It’s hard for us to imagine our teachers’ lives before they entered the classroom. The idea of them actually doing something other than grading papers is something we often choose not to ponder on, which makes Kate Carney’s passion for dance even more surprising.
Although this English teacher has put her tutu in the closet, there was a time when Carney’s entire life revolved around dance.
“When I was three, I watched the New York City Ballet perform, and I knew that’s what I wanted to do,” Carney said.
Carney danced for 16 years, from the age of 4 to 20. In the beginning, there were no classes offered to someone so young, so Carney danced with 7 year olds.

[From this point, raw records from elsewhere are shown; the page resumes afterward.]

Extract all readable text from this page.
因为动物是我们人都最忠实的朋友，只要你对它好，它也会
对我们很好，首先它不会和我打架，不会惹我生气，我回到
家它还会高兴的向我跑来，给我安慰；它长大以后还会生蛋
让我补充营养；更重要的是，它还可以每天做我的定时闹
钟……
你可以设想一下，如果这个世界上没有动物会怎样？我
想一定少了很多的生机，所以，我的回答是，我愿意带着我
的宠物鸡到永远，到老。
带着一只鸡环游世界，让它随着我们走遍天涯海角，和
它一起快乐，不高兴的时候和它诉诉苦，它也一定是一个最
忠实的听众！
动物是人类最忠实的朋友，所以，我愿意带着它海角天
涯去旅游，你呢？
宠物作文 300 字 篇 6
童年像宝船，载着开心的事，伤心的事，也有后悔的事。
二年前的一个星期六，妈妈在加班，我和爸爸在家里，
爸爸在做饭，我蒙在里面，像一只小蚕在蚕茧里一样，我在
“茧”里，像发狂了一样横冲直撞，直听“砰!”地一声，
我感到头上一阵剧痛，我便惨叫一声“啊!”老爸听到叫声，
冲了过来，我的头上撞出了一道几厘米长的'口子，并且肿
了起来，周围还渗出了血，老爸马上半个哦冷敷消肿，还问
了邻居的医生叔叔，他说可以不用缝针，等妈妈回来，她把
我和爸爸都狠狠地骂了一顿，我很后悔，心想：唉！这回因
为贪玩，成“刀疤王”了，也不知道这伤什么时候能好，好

“I was dancing every day,” Carney said. “I spent about 15-20 hours a week [in the studio].”
However, her dancing career was cut short when high school ended.
“I was good, but not good enough,” Carney said.
Along with dance, reading has always been a passion of Carney’s. Books were her childhood. Her parents instilled a love of reading in her from a young age.
“I’ve always been surrounded by books,” Carney said.
Carney has always been a firm believer of the idea “the more you read, the more you know.”
“I love to get lost in books,” Carney said.
However, Carney was no reading prodigy in the beginning. In fact, she could not read at all until more than halfway through first grade. Everyone thought that she was “dumb” but the problem wasn’t that she didn’t understand, but that she couldn’t see.
“I was in the stupid group; I knew I was in the stupid group,” Carney said. “And it was very frustrating.”
No one, not even Carney herself, knew that she couldn’t see until she got an eye checkup.
Though the glasses were annoying, Carney loved the new world it brought into sight.
“I loved that I could be a part of the same world as my parents and family,” Carney said. “I had always wanted to be a part of that ‘club.’”
Carney’s rocky start was apparently not hereditary, seeing as her daughter Deirdre shot out the of the gate running.
Deirdre is Carney’s pride and joy; she was a brainiac since day one.
In middle school in math class, one girl had told the teacher, “If Deirdre doesn’t get it, how could we?”
Yes, she was THAT girl.
Now Deirdre is grown up and going to college at Harvard Law, and just like her mother, has become an intelligent woman.
Deirdre is at one of the top colleges in the nation, and Carney is cramming her knowledge into the brains of a bunch of unruly high school students.
“At NS, everyone has a place here,” Carney said. “Whatever you like, it’s here.”
Although Carney has enjoyed her time here at NS, not all the memories here have been fond ones. Being a high school teacher doesn’t come without its rough patches; putting a bunch of angsty teenagers in one building can, unsurprisingly, make some good stories.
One example happened when two senior boys fought over a desk. We all know how annoying it is when someone steals your unofficial seat. One senior in particular, though, reacted less than gracefully when such case happened to him.
“He yanked him out of his desk, threw him against the cabinets and started to choke him,” Carney said.
Carney being about average height determined that she herself could not break up the fight, so she called in the now-retired science teacher Ed Staker for help. Staker managed to drag the two boys by their collars to the office.
Then there was the incident with the firecrackers when a student decided it was a good idea to set off some firecrackers in the middle of Carney’s teaching to liven things up.
“He wasn’t even suspended,” Carney said. “He was back the next day.”
Being a teacher means that not every student is going to love you. However, one student was once especially angry at Carney, to the point of throwing scissors. . . at her face.
For the most part, though, the students at NS have enjoyed Carney and her class.
“She is very understanding, especially when you are sucky at life,” sophomore Lucy Quinn said.
Students enjoy her unique teaching style and excitement for the subject.
“In Mrs. Carney’s class, you are put in an environment unlike any other,” sophomore River Dillman said. “[You are put in] an environment in which learning is a right, not an obligation.”
Carney loves watching her pupils grow as well.
“As much as seniors frustrate me, I love to see them grow up,” Carney said.
While Carney’s 25 years in the classroom have been anything but smooth sailing, overall, her experience at NS has been a positive one.